From MAP to VSP/HPP—and linerless labels along the way

This Houston startup now has a line of fresh, refrigerated ready meals that look good, taste great, and emphasize nutrition. High Pressure Processing extends shelf life.

NICE DISPLAY. One of the significant advantages of VSP is that packages can be displayed vertically, and Perfect Fit has taken full advantage of this feature.
NICE DISPLAY. One of the significant advantages of VSP is that packages can be displayed vertically, and Perfect Fit has taken full advantage of this feature.

Perfect Fit Meals started in 2010 with hand filling of ready meals in plastic trays. Refrigerated shelf life was five days, and distribution—which was limited, to say the least—was by way of direct selling to health clubs and smoothie stores where customers pulled product from Perfect Fit’s own coolers. Now, less than four years later, Perfect Fit is leveraging the latest packaging technology to distribute its healthful, balanced, dietician-designed, convenient, multi-component, and right-sized ready meals to hundreds of Kroger stores not only in its home state of Texas but also in Michigan and soon in other states, too.

Some of this growth can be attributed to Director of Operations Jasmine Sutherland, who joined the firm about six months after it was launched. With degrees in Culinary Arts & Nutrition from Johnson & Wales and prior experience not only in dietetic work at the University of Houston and Texas Children’s Hospital but also in the production of fresh ready meals, her assignment upon joining Perfect Fit was to secure USDA certification and grow operations.
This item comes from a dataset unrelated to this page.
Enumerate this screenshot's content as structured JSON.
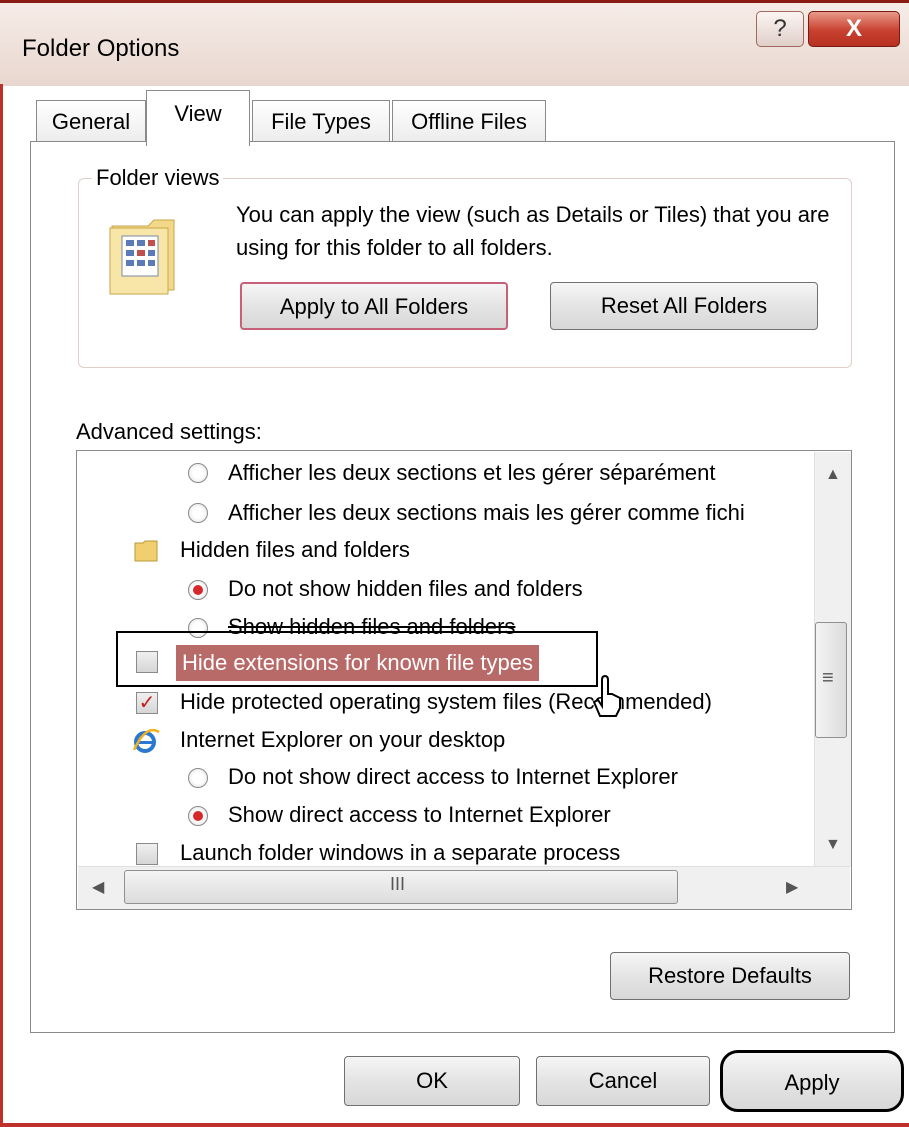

Funding for the growth part came from Creeris, the Houston-based venture firm that creates, funds, and operates under its control companies like Perfect Fit Meals.

At the time Sutherland arrived, Perfect Fit filled thermoformed polypropylene trays by hand, snapped on a PP lid, loaded the product into its own vehicles, and brought the product to its own refrigerated coolers in health clubs and other nutrition-conscious outlets in Houston. Shelf life was just five days.

“One day,” says Sutherland, “our passionate and persuasive sales person went into Kroger with a bag of meals and said, ‘You should sell these, they’re very good.’ And Kroger said yes.”

To fit into the Kroger system, however, more than a five-day shelf life was needed. So a two-up Multivac T 300 tray sealer was purchased so that trays could be evacuated and backflushed for shelf life extension. Also changed was the rather rudimentary polypropylene tray and snap-fit lid. In came a CPET tray and a flexible film lidding material that included a layer of EVOH for better gas barrier. With these improvements, shelf life went from five days to two weeks.

Linerless labels
Another intriguing step forward at this point was the installation of a linerless pressure-sensitive labeling machine, the Nobac 500, from Ravenwood Packaging. Sutherland explains the appeal of linerless labels.

“As our volume of production started to grow, so did our distaste for the release liners that are an indispensable part of traditional pressure-sensitive labels. Not only did it feel wasteful, it made a mess. So when we encountered Ravenwood at an FMI show in Dallas and watched their system in action, we knew it was the solution we were looking for. With them being based in the UK and our company being so small, it was a big leap of faith on our part. But we went with it because it seemed like a truly green labeling solution. It also helped that we were able to get a pre-owned and refurbished machine, which kept the cost down. Plus the machine rolls on and off a line very easily. And it gives you a number of options on the label format you want. It can do a full wrap, a partial, a C-wrap, or a top label.”

Hub Labels is the label converter that supplies Pefect Fit with its linerless labels. Hub first runs an 8-pt paper stock through an eight-color flexo press that delivers UV-curable inks to both the front and back of the label. On the front, of course, are attractive graphics, Nutrition Facts, and heating instructions. On the back in just black is a QR code for consumer feedback purposes plus an eye mark. The printed roll is then fed into a coating system made by Ravenwood that pattern coats the back of the label material with adhesive. The front side gets a silicone release coating in a pattern that matches the adhesive pattern on the back. This is what makes the absence of a release liner possible, because when labels are wound into the roll that will be mounted on the Nobac labeling machine, the only part of the front side that meets with the adhesive on the back is the part that has silicone release coating. Without this coating-to-coating match, the presence of adhesive would make label unwind impossible.